Um não-ser como travessia
A categoria lugar - em Filosofia
Clínica - refere-se à condição objetiva ou subjetiva de uma pessoa. Quando determinante,
contribui para decifrar aquilo que a constitui como devir.
Os endereços existenciais por
onde transcreve sua realidade, apreciam os deslocamentos para rascunhar
horizontes, um pouco antes de ser algo palpável.
Em Dostoiévski: “Fico imensamente
feliz por ter descoberto que trago paciência em minha alma por tanto tempo, que
não desejo as coisas materiais e não preciso de nada mais que livros e a
possibilidade de escrever e de estar sozinho por algumas horas todos os dias. (...)”.

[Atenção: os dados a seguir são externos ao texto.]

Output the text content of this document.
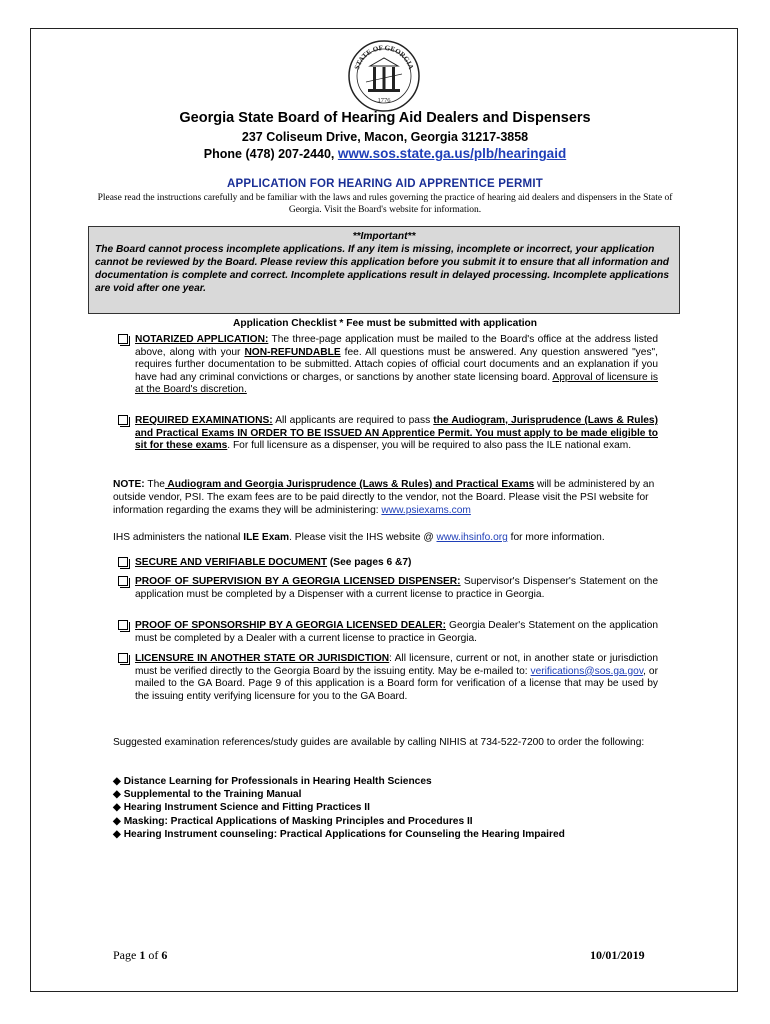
STATE OF GEORGIA
1776
Georgia State Board of Hearing Aid Dealers and Dispensers
237 Coliseum Drive, Macon, Georgia 31217-3858
Phone (478) 207-2440, www.sos.state.ga.us/plb/hearingaid
APPLICATION FOR HEARING AID APPRENTICE PERMIT
Please read the instructions carefully and be familiar with the laws and rules governing the practice of hearing aid dealers and dispensers in the State of Georgia. Visit the Board's website for information.
**Important**
The Board cannot process incomplete applications. If any item is missing, incomplete or incorrect, your application cannot be reviewed by the Board. Please review this application before you submit it to ensure that all information and documentation is complete and correct. Incomplete applications result in delayed processing. Incomplete applications are void after one year.
Application Checklist * Fee must be submitted with application
NOTARIZED APPLICATION: The three-page application must be mailed to the Board's office at the address listed above, along with your NON-REFUNDABLE fee. All questions must be answered. Any question answered "yes", requires further documentation to be submitted. Attach copies of official court documents and an explanation if you have had any criminal convictions or charges, or sanctions by another state licensing board. Approval of licensure is at the Board's discretion.
REQUIRED EXAMINATIONS: All applicants are required to pass the Audiogram, Jurisprudence (Laws & Rules) and Practical Exams IN ORDER TO BE ISSUED AN Apprentice Permit. You must apply to be made eligible to sit for these exams. For full licensure as a dispenser, you will be required to also pass the ILE national exam.
NOTE: The Audiogram and Georgia Jurisprudence (Laws & Rules) and Practical Exams will be administered by an outside vendor, PSI. The exam fees are to be paid directly to the vendor, not the Board. Please visit the PSI website for information regarding the exams they will be administering: www.psiexams.com
IHS administers the national ILE Exam. Please visit the IHS website @ www.ihsinfo.org for more information.
SECURE AND VERIFIABLE DOCUMENT (See pages 6 &7)
PROOF OF SUPERVISION BY A GEORGIA LICENSED DISPENSER: Supervisor's Dispenser's Statement on the application must be completed by a Dispenser with a current license to practice in Georgia.
PROOF OF SPONSORSHIP BY A GEORGIA LICENSED DEALER: Georgia Dealer's Statement on the application must be completed by a Dealer with a current license to practice in Georgia.
LICENSURE IN ANOTHER STATE OR JURISDICTION: All licensure, current or not, in another state or jurisdiction must be verified directly to the Georgia Board by the issuing entity. May be e-mailed to: verifications@sos.ga.gov, or mailed to the GA Board. Page 9 of this application is a Board form for verification of a license that may be used by the issuing entity verifying licensure for you to the GA Board.
Suggested examination references/study guides are available by calling NIHIS at 734-522-7200 to order the following:
◆ Distance Learning for Professionals in Hearing Health Sciences
◆ Supplemental to the Training Manual
◆ Hearing Instrument Science and Fitting Practices II
◆ Masking: Practical Applications of Masking Principles and Procedures II
◆ Hearing Instrument counseling: Practical Applications for Counseling the Hearing Impaired
Page 1 of 6	10/01/2019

(Correspondências, 2011. Pág. 78).
A referência de lugar, para uma
pessoa, pode significar o mundo inteiro em processo de existir, uma vez que se
entrelaça com sua condição singular, nem sempre compartilhável ao olho nu dos princípios
de verdade. A malha intelectiva e os demais aspectos integrantes de uma estrutura
de pensamento, podem ser incabíveis na formatação social onde sua vida acontece.
Para outras as referências partem
de fora para dentro, ou seja, são agendadas pelo meio onde convivem com o mundo
do trabalho, igrejas, avenidas, teatros...
João do Rio contribui: “(...) Se
as ruas são entes vivos, as ruas pensam, têm ideias, filosofia e religião. Há
ruas inteiramente católicas, ruas protestantes, ruas livres-pensadoras e até
ruas sem religião.” (A alma encantadora das ruas, 2009. Pág. 38).
Ao transitar pelas calçadas é
possível ouvir os sons, sentir os cheiros, abraçar a brisa, vislumbrar as cores
ao redor e, ao regressar ao universo subjetivo, ressignificar ou integrar isso
tudo para emancipar suas fronteiras.
Algumas pessoas serão sensíveis
ao impacto das ruas, outras irão transitar invisíveis, sem ficar refém de uma
ou outra circunstância objetiva. Essas, quando identificadas, parecem flanar
pelas calçadas da cidade, por onde deslocam seus dias numa sensação de quase intocáveis.
Nina George traduz: “(...)
Monsieur Perdu observou como o que lia alterava seus contornos de dentro para
fora. Viu que Anna havia encontrado em si uma caixa de ressonância que reagia às
palavras. Era um violino que aprendia a tocar a si mesmo.” (A livraria mágica
de Paris, 2019. Pág. 38).
Existem livros e personagens que
integram a relação familiar de quem lê. Como se fora seres de carne, osso,
coração, sonhos, revestidos de papel e palavras. Para esses, os livros têm
alma, são insubstituíveis, sugerem a extensão do próprio corpo, ao retornar a
vida pelas mãos de um leitor.
Nesse sentido, não se refere a
categoria lugar, como algo estático, impregnada de raízes e freios existenciais
- os quais podem fazer sentido para algumas pessoas - mas um endereço
existencial que se desloca para se encontrar.